In their letter, the religious leaders sought to correct misunderstandings of alleged threats to Russian speakers in Ukraine.

In the part of their joint letter written to the Ukrainian people, they said, “In this difficult time when military units of the Russian Federation, violating international and bilateral agreements, entered the sovereign territory of Ukraine, and the Russian Parliament has given the President of Russia permission to deploy Russian troops in Ukraine — we first of all call all of you, and all people of good will, to have solidarity with us and to pray for Ukraine and the Ukrainian nation.”

They added: “We call on the Russian authorities to come to their senses and stop their aggression against Ukraine, and immediately pull out Russian troops from Ukrainian territory.

“All the responsibility before God and mankind for irreparable consequences fully falls on the leadership of Russia.

“There is no oppression of any language, nation or denomination in our country. Therefore we witness that all the efforts of Russian propaganda to represent the events in Ukraine as a ‘fascist coup d’état’ and ‘extremists’ victory’ do not correspond to reality, absolutely.”

Speaking directly to the Russian people, they said, “The Ukrainian people have only friendly, fraternal feelings toward the Russian people. Do not believe the propaganda that inflames hostility between us.

“We want and we will continue to build friendly and fraternal relations with Russia, but only as a sovereign and independent state.”

They also appealed to the West to protect Ukraine.

Separately, the section of the Ukrainian Orthodox Church which operates under the authority of the Patriarch of the Russian Orthodox Church has appealed to the Russian Patriarch to intervene to protect Ukraine.

Metropolitan Onufry sent a letter to Patriarch Kirill in which he urged him “to do everything possible not to permit bloodshed on the territory of Ukraine”.

The appeal was reported on the official website of the Ukrainian Orthodox Church/Moscow Patriarchate.

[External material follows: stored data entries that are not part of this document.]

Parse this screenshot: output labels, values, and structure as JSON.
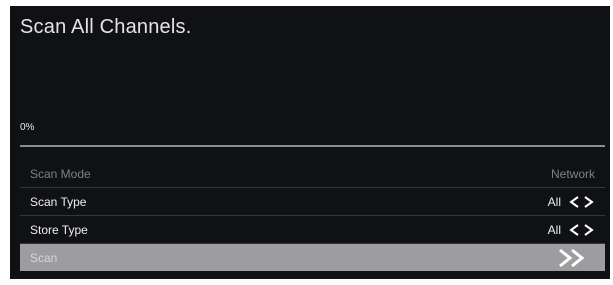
{
  "screen": {
    "title": "Scan All Channels.",
    "progress": {
      "label": "0%",
      "value": 0
    }
  },
  "menu": {
    "rows": [
      {
        "label": "Scan Mode",
        "value": "Network",
        "state": "disabled"
      },
      {
        "label": "Scan Type",
        "value": "All",
        "icon": "left-right-arrows-icon"
      },
      {
        "label": "Store Type",
        "value": "All",
        "icon": "left-right-arrows-icon"
      },
      {
        "label": "Scan",
        "icon": "double-chevron-right-icon",
        "state": "selected"
      }
    ]
  },
  "colors": {
    "background": "#101114",
    "selected_row": "#9d9d9f",
    "progress_track": "#8b8d91",
    "text": "#eeeeee",
    "disabled_text": "#7e8084"
  }
}
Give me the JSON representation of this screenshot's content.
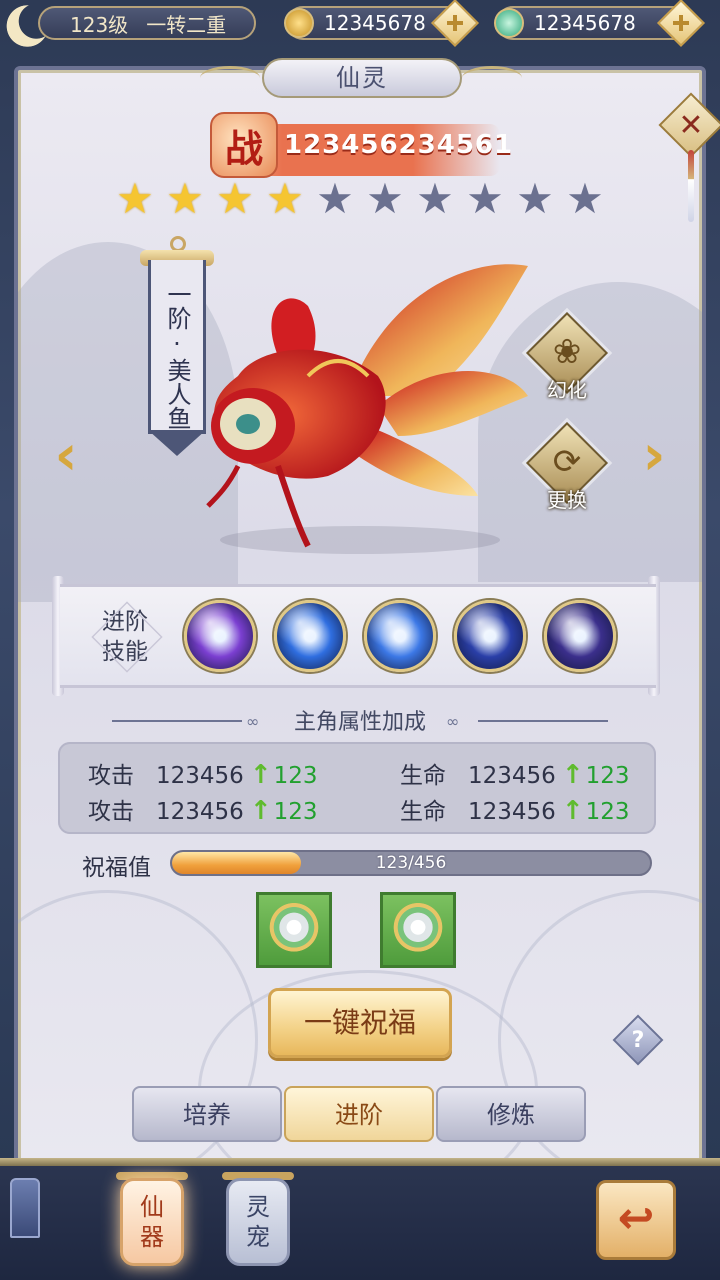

Metropolitan Onufry wrote: “Today Ukraine is experiencing what is without exaggeration the most difficult moment in its modern history. After a three-months-long social and political crisis, and bloody clashes in the very centre of Kyiv and the deaths of dozens of people, we face yet another no less horrible trial.

“On March 1, from the lips of officials of the Russian federation resounded statements about a possible invasion of Ukraine by border troops of the Russian armed forces. If this happens, the Ukrainian and Russian peoples will be engaged in a clash that will have catastrophic consequences for our countries.”

The Metropolitan also wrote to Russia’s President Putin. He said: “Today our motherland that has suffered much, which we all equally love and wish her peace and prosperity, is facing one of its most serious challenges in all her history.

“After the lengthy internal political crisis and the deaths of people, a serious occasion for concern has been created by the grant of … the right to use the armed forces of Russia on the territory of Ukraine.

“Very little separates us from slipping into the abyss from which it will take decades to exit.”

If the threat of occupation of Ukraine passes, it will be due in large measure to the intervention of Ukraine’s religious leaders.